Box Office Wrap Up: Venom, Star is Born Still Shine.
Defying expectations again, Venom remained the top film despite worries over negative reviews.
Sony can breath a sigh of relief. After coming out to massive ticket sales and massively negative reviews, Venom held strong for a second week and once again captured the top spot. The fact that last week’s number one and two films both held strong points to an October box office that is steamrolling towards the record books. While the new releases couldn’t take the crown away from last week’s winners, the week was a victory all around as sales remain high.
This Week in Box Office History.
The box office held strong, dropping just 23% from last year’s record setting weekend. Compared to last year, the box rose 36% in total sales, taking in 136 million dollars. The strong October trend continued: the box office has made 420 million dollars in just the first two weeks. That is pacing 30 million dollars ahead of the record-setting 2014 season, which went on to post 858 million dollars (750 of it based on just October sales and not hold overs.) It will be a race, but 2018 has a chance to break that record.

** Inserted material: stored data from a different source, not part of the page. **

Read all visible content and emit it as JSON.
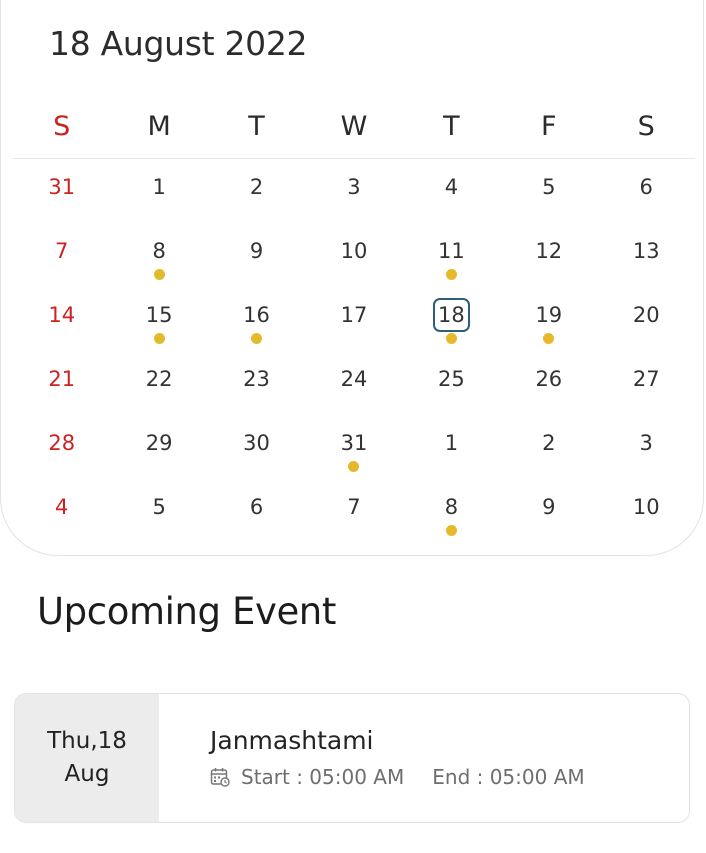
{
  "calendar": {
    "title": "18 August 2022",
    "weekdays": [
      "S",
      "M",
      "T",
      "W",
      "T",
      "F",
      "S"
    ],
    "weeks": [
      [
        "31",
        "1",
        "2",
        "3",
        "4",
        "5",
        "6"
      ],
      [
        "7",
        "8",
        "9",
        "10",
        "11",
        "12",
        "13"
      ],
      [
        "14",
        "15",
        "16",
        "17",
        "18",
        "19",
        "20"
      ],
      [
        "21",
        "22",
        "23",
        "24",
        "25",
        "26",
        "27"
      ],
      [
        "28",
        "29",
        "30",
        "31",
        "1",
        "2",
        "3"
      ],
      [
        "4",
        "5",
        "6",
        "7",
        "8",
        "9",
        "10"
      ]
    ],
    "selected_day": "18",
    "event_days": [
      "8",
      "11",
      "15",
      "16",
      "18",
      "19",
      "31",
      "Sep 8"
    ],
    "colors": {
      "sunday": "#cc2222",
      "event_dot": "#e5b92a",
      "selected_border": "#2e5f7a"
    }
  },
  "upcoming": {
    "title": "Upcoming Event",
    "event": {
      "date_line1": "Thu,18",
      "date_line2": "Aug",
      "name": "Janmashtami",
      "start": "Start : 05:00 AM",
      "end": "End : 05:00 AM",
      "icon": "calendar-clock-icon"
    }
  }
}
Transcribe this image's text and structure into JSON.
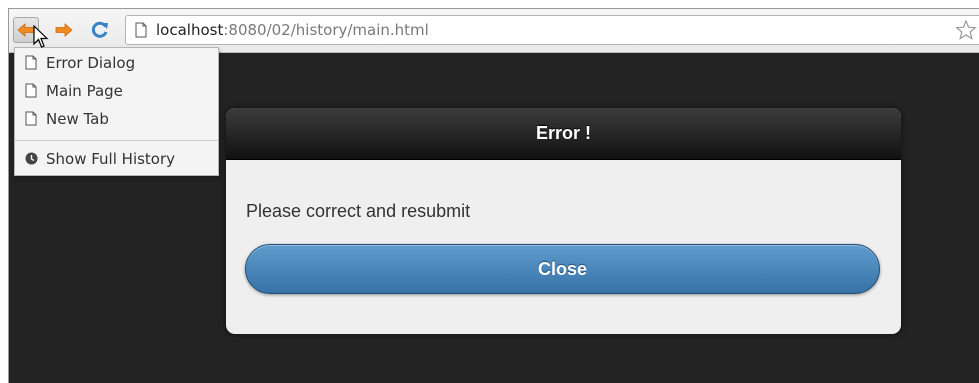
{
  "browser": {
    "url_host": "localhost",
    "url_rest": ":8080/02/history/main.html"
  },
  "history_menu": {
    "items": [
      {
        "label": "Error Dialog",
        "icon": "page-icon"
      },
      {
        "label": "Main Page",
        "icon": "page-icon"
      },
      {
        "label": "New Tab",
        "icon": "page-icon"
      }
    ],
    "show_full_history_label": "Show Full History"
  },
  "dialog": {
    "title": "Error !",
    "message": "Please correct and resubmit",
    "close_label": "Close"
  },
  "colors": {
    "page_background": "#232323",
    "header_background": "#1a1a1a",
    "close_button": "#4a86bb",
    "nav_arrows": "#f08a24",
    "reload_icon": "#3a82c6"
  }
}
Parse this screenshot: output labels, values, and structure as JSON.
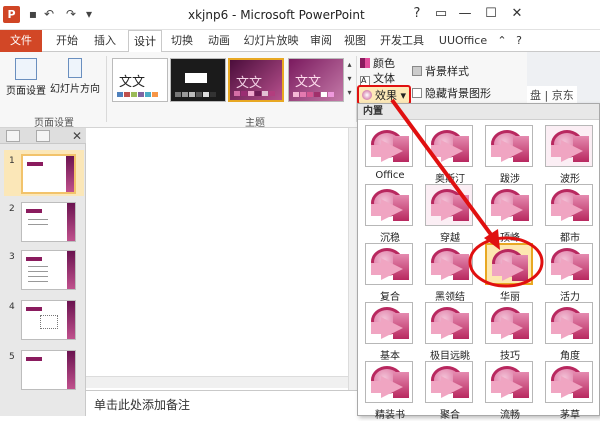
{
  "window": {
    "title": "xkjnp6 - Microsoft PowerPoint",
    "app_icon": "P",
    "controls": {
      "help": "?",
      "restore": "▭",
      "minimize": "—",
      "maximize": "☐",
      "close": "✕"
    }
  },
  "quick_access": {
    "save": "💾",
    "undo": "↶",
    "redo": "↷",
    "customize": "▾"
  },
  "tabs": [
    "文件",
    "开始",
    "插入",
    "设计",
    "切换",
    "动画",
    "幻灯片放映",
    "审阅",
    "视图",
    "开发工具",
    "UUOffice"
  ],
  "active_tab": "设计",
  "ribbon": {
    "page_setup_group": {
      "label": "页面设置",
      "page_setup": "页面设置",
      "orientation": "幻灯片方向"
    },
    "themes_group": {
      "label": "主题",
      "theme_text": "文文"
    },
    "colors_label": "颜色",
    "fonts_label": "文体",
    "effects_label": "效果",
    "background_styles_label": "背景样式",
    "hide_background_label": "隐藏背景图形",
    "right_fragment": "盘 | 京东"
  },
  "slides_panel": {
    "numbers": [
      "1",
      "2",
      "3",
      "4",
      "5"
    ],
    "selected": 1
  },
  "notes_placeholder": "单击此处添加备注",
  "effects_gallery": {
    "header": "内置",
    "items": [
      "Office",
      "奥斯汀",
      "跋涉",
      "波形",
      "沉稳",
      "穿越",
      "顶峰",
      "都市",
      "复合",
      "黑领结",
      "华丽",
      "活力",
      "基本",
      "极目远眺",
      "技巧",
      "角度",
      "精装书",
      "聚合",
      "流畅",
      "茅草"
    ],
    "selected": "华丽"
  },
  "colors": {
    "file_tab": "#d24726",
    "accent_magenta": "#b8285f",
    "annotation_red": "#e01010"
  }
}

Top Film Last Year: Happy Death Day.
Top Film Last Decade: Beverly Hills Chihuahua.
Top Three Films.
Venom clung to the top spot, adding 35 million dollars to the roles and bringing its US take to 142 million. The film fell 56%, which is a touch better than Fox’s Logan and both Marvel Ant-Man movies. This points to a final tally between 180 and 220 million dollars when Venom finishes its theatrical run.
A Star is Born continued to deliver strong numbers. It fell just 33% in its second frame, taking in 28 million for a total just shy of 100 million dollars domestically.
Third place saw the first new wide release; First Man managed to land in the top three with 16 million in sales. It’s unlikely to catch La La Land‘s total for director Damien Chezelle, but it is the largest opening for the Oscar nominated director.
Goosebumps 2 edged into the top five with 15 million in sales. The second Goosebumps movie’s fate was uncertain since rumors of Jack Black not reprising his role from the first film were rampant and the studio didn’t release any promo footage with Black until a few week’s ago. While it didn’t make the 23 million of the first, it was facing competition from another Jack Black Halloween film in The House with a Clock in its Walls.
The third new arrival, Bad Times at the El Royale, had a rockier premier. The R-rated thriller took in just 7 million dollars against a 32 million dollar budget. Critics were positive about the film but audiences were mixed. It ended up in the seventh spot.